Bien que dans son roman Dan Fante cite à plusieurs reprises Hubert Selby Jr., En crachant du haut des buildings marche plus clairement sur les traces du plus grand admirateur de Fante père, je veux bien sûr parler du grand Bukowski. D’abord, le thème de En crachant du haut des buildings rappelle forcément celui de Factotum, il s’agit ici encore du parcours d’un asocial enchaînant les boulots ingrats pour survivre, entre deux cuites et quelques (plus rares) parties de jambes en l’air. Mais il y a aussi du Bukowski dans le ton, peut-être pas aussi libre et léger que le Maître, mais suffisamment rentre-dedans pour ne pas laisser indifférent. Comme chez Henry Chinaski, l’alcool occupe une place centrale dans l’existence de Bruno Dante, il y puise la force de rester en vie, et aussi celle de lutter contre ses névroses. L’univers de Dan Fante est toutefois un peu plus glauque que celui de Bukowski, et en cela, il faut sans doute voir l’influence de Selby. Quant à la comparaison avec son illustre père, elle se situe sans doute dans l'habileté à écrire un texte qui s'avérera sans doute actuel dans pas mal d'années encore. Manifestation de cet aspect intemporel, il est assez difficile de situer précisément le récit dans le temps.

"(...) Je me levai et me dirigeai vers mon bureau, le regard vissé sur les pages noircies de mots. Je vis les fautes d'orthographe, les erreurs dues à la précipitation, ma ponctuation incorrecte, lamentable. Quelle nullité ! Je balançai les feuilles dans la corbeille à papier. Je n'avais aucun talent. Pas étonnant que je picole et que je laisse les pédés me sucer le bout. Un loser, voilà ce que j'étais, condamné à ne pas avoir de boulot, presque complètement fauché, un vrai cafard collé aux murs de cette pension pleine de camés et de pervers. Je n'avais que ce que je méritais. (...)

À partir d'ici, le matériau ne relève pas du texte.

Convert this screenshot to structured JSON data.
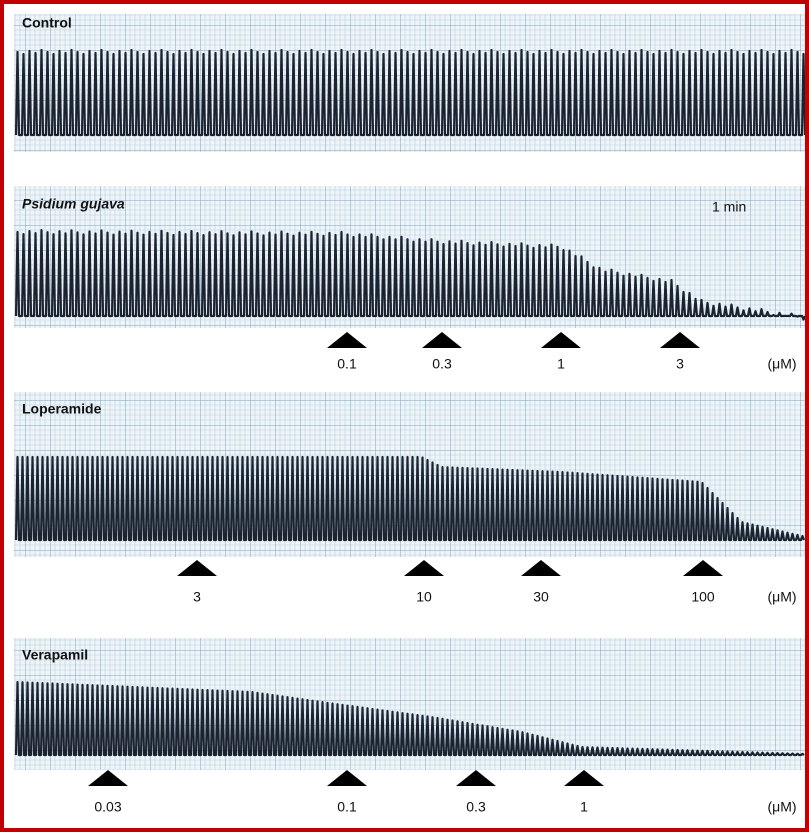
{
  "panels": [
    {
      "label": "Control"
    },
    {
      "label": "Psidium gujava",
      "scale_bar": "1 min",
      "doses": [
        "0.1",
        "0.3",
        "1",
        "3"
      ],
      "unit": "(μM)"
    },
    {
      "label": "Loperamide",
      "doses": [
        "3",
        "10",
        "30",
        "100"
      ],
      "unit": "(μM)"
    },
    {
      "label": "Verapamil",
      "doses": [
        "0.03",
        "0.1",
        "0.3",
        "1"
      ],
      "unit": "(μM)"
    }
  ]
}
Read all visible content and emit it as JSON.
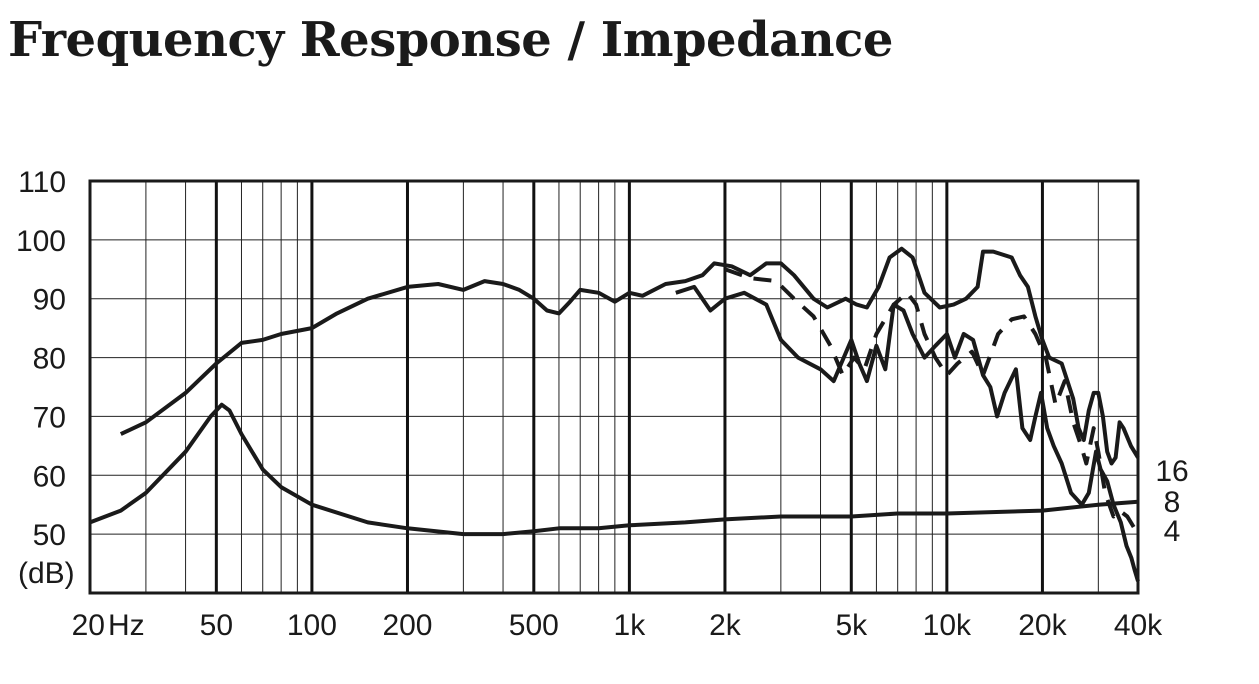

"(...) J'aime bien changer de boulot. Je n'ai pas de gros besoins. Je n'ai pas spécialement envie de détenir des actions ou de participer à la redistribution des profits, je n'aime pas non plus me sentir coincé dans un moule, ni devoir baiser quelqu'un pour monter les échelons dans une boîte.  Quand on ne fait que des boulots d'intérim, on arrive presque toujours à éviter toutes ces histoires de personnes auxquelles on a systématiquement droit avec un boulot régulier - compétition, favoritisme, politique et le reste, comme ce qui m'était rapidement tombé dessus quand je bossais pour le cinéma. Il suffit d'un coup de fil et d'une demande de réaffectation pour se sortir d'une situation merdique. (...)"

5 novembre 2008

Hubert SELBY Jr. : Last exit to Brooklyn

Pénétrer dans l'univers de Selby, c'est se faire un peu violence. La vie qu'il dépeint est âpre, violente et malsaine. C'est d'ailleurs ce qui fit le succès de l'écrivain, cette faculté à décrire la misère humaine, affective et matérielle de la cohorte des laissés pour compte de l'Amérique, ce goût pour le propos cinglant, choquant (le livre fut attaqué ou censuré pour obscénité dans plusieurs pays à sa sortie en 1964). Last exit to Brooklyn nous embarque donc dans le New York miséreux des années 60, tour à tour, Selby s'attarde sur différents personnages, souvent sans lien, on ne sait jamais très bien où il va nous conduire, ce que l'on sait, c'est que l'atmosphère ne sera pas très joyeuse. Violences conjugales, sexuelles, verbales, sociales, tout y passe, dans un style qui nécessite un temps d'adaptation, Selby usant de la compacité de son texte comme d'un moyen supplémentaire d'oppresser son lecteur. Les retours à la ligne sont extrêmement rares, Selby écrit tout d'un bloc, dialogues y compris. Mais plus que dérouter le lecteur, il parvient à capter son attention, la mienne en tout cas.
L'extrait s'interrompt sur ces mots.